Credo che la risposta di prima ti abbia già chiarito il mio punto di vista, comunque voto per la seconda opzione… o meglio, non si tratta di utopia ma di buon senso…ho sempre guardato alle reunion delle bands con un po’ di diffidenza….in qualche modo c’è sempre qualcosa di “strano” che rischia di corrompere il ricordo degli anni precedenti…sarebbe un peccato…per fare musica assieme ci vogliono motivazioni profonde e al momento le mie sono rivolte altrove…D.
8) Per la prossima estate avete già in programma un tour con i Miura?
Si inizieremo a suonare in estate, faremo un po’ di date ma il grosso del lavoro credo sarà in autunno nei clubs..suoneremo il più possibile, nel frattempo stiamo lavorando già alle nuove canzoni per il terzo album, non vogliamo più far passare così tanto tempo tra un disco e l’altro...D.
9) L’anno scorso sei stato protagonista della pubblicazione di un libro dedicato a Luigi Tenco, tra l’altro insieme anche ad Enrico Ghedi. Come ti sei trovato alla scrittura di un testo e come mai hai scelto proprio la rivisitazione di “Una vita inutile”?

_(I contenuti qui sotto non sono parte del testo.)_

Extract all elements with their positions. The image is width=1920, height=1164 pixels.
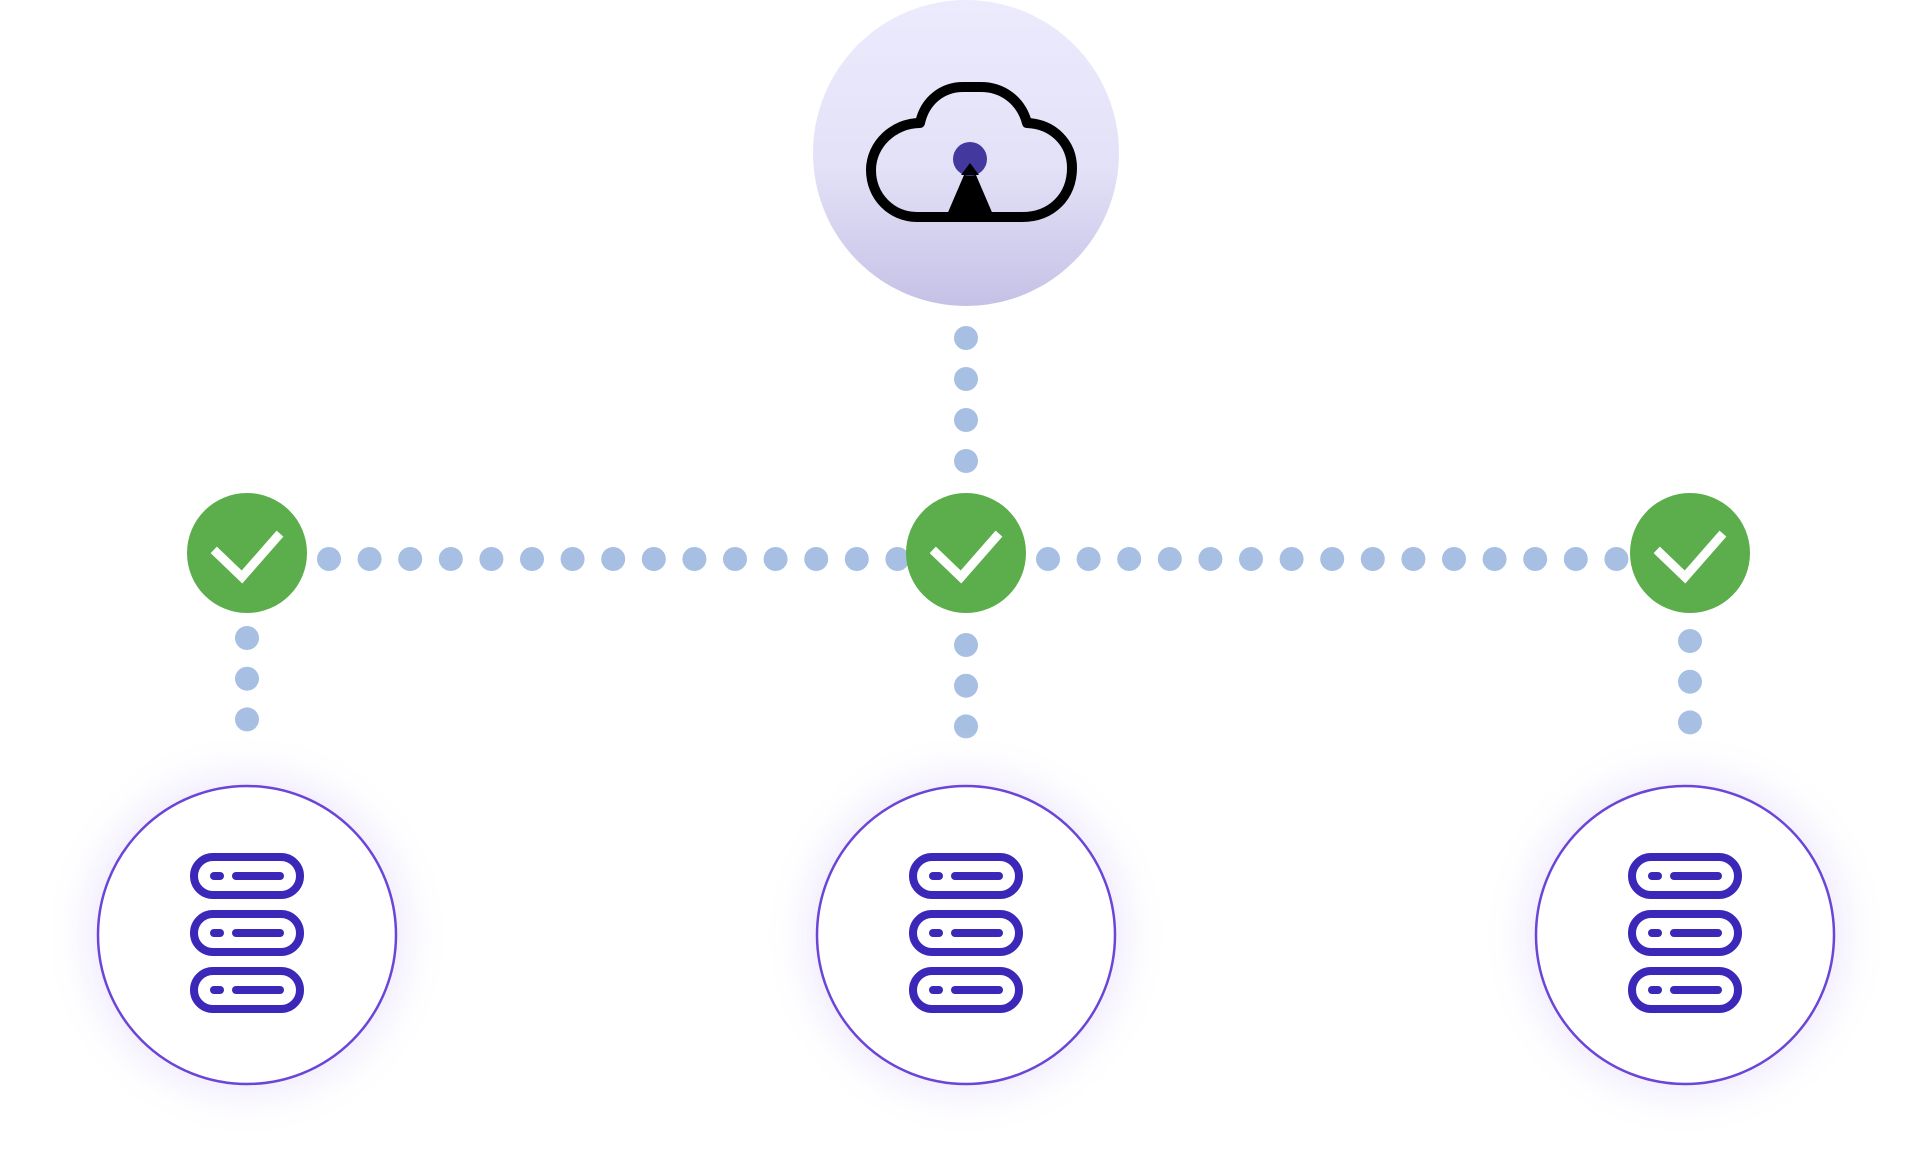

Quando mi è stato proposto di scrivere un racconto ispirato a Luigi Tenco ho riflettuto un po’ chiedendomi prima di tutto se ne sarei stato in grado e poi se sarei riuscito a “entrare” nel mondo Tenco dal momento che lo conoscevo solo superficialmente…ho deciso di accettare e mi sono documentato ascoltando e leggendo… Tenco, l’uomo, mi ha afffascinato molto e Una Vita Inutile un testo che mi ha colpito profondamente…il sentimento “dark” nella vita di Tenco è ciò che più mi ha coinvolto…ho scritto il racconto in pochi giorni, poi l’ho lasciato “decantare” per un po’, dopo un paio di settimane l’ho riletto e completato…chi l’ha letto l’ha apprezzato e ovviamente mi ha fatto molto piacere…non so se sia un’esperienza che ripeterò, se qualcuno me ne darà la possibilità lo farò volentieri…nel frattempo, da allora, ho scritto altre cose e continuo a farlo…ho scoperto che mi piace…D.

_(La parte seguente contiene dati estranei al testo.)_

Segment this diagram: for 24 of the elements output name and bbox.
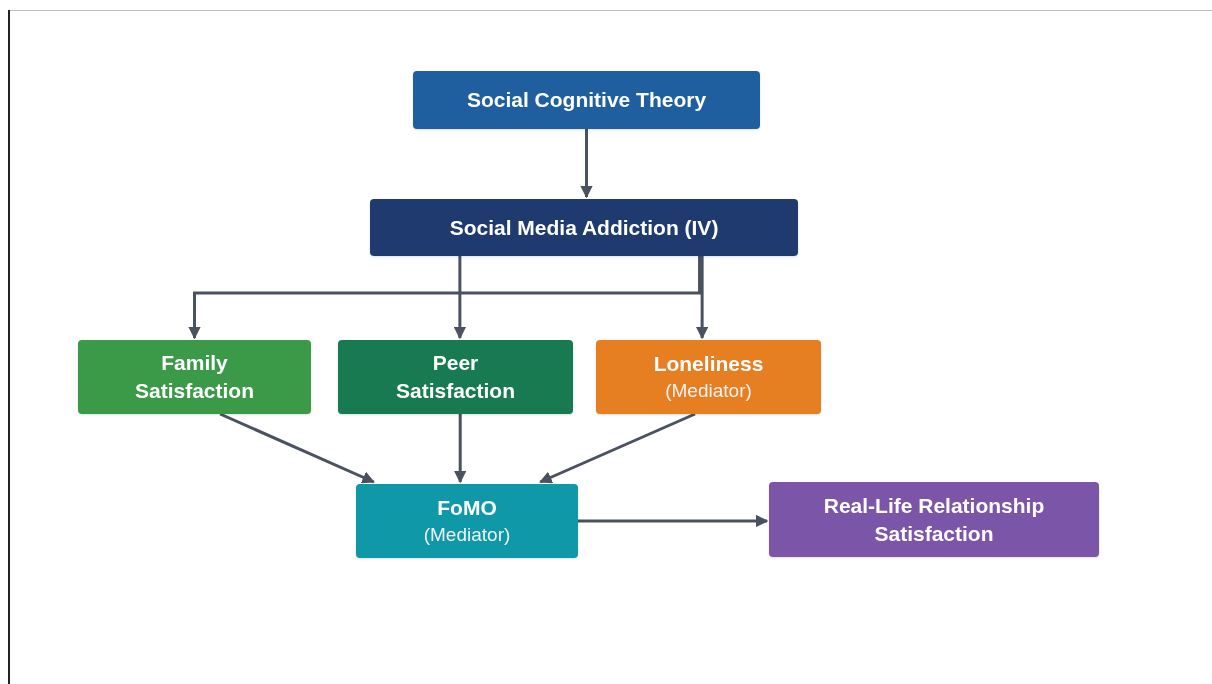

10) Sono passati tanti anni dal tuo esordio discografico. Guardando gli sviluppi che la musica rock italiana ha fatto in tutti questi anni ( vedi gruppi come Linea 77, Lacuna Coil e molti altri), cosa pensi sia cambiato dagli anni dei vostri esordi con i Timoria, quando fare del rock italiano era veramente dura?
E’ vero, era veramente dura ma forse, allora, lo spirito pionieristico delle rock bands che macinavano la strada rendeva tutto più genuino, magari la qualità delle cose non era limpida come succede oggi ma di sicuro il risultato era più spontaneo…oggi è tutto molto più standardizzato… molti hanno perso di vista il piacere di fare musica per passione e la creatività ne risente.... di positivo c’è che le esperienze delle bands degli anni 80/90 hanno aperto molte porte alle realtà quotidiane…peccato che ultimamente alcune porte si siano già anche richiuse…comunque il fermento musicalartistico in Italia oggi è ancora molto vivo, è il sistema “mercato/discografia” che mostra falle gigantesche…da qualche anno stiamo vivendo un momento di transizione epocale ma sono convinto che tra non molto sarà superato…D.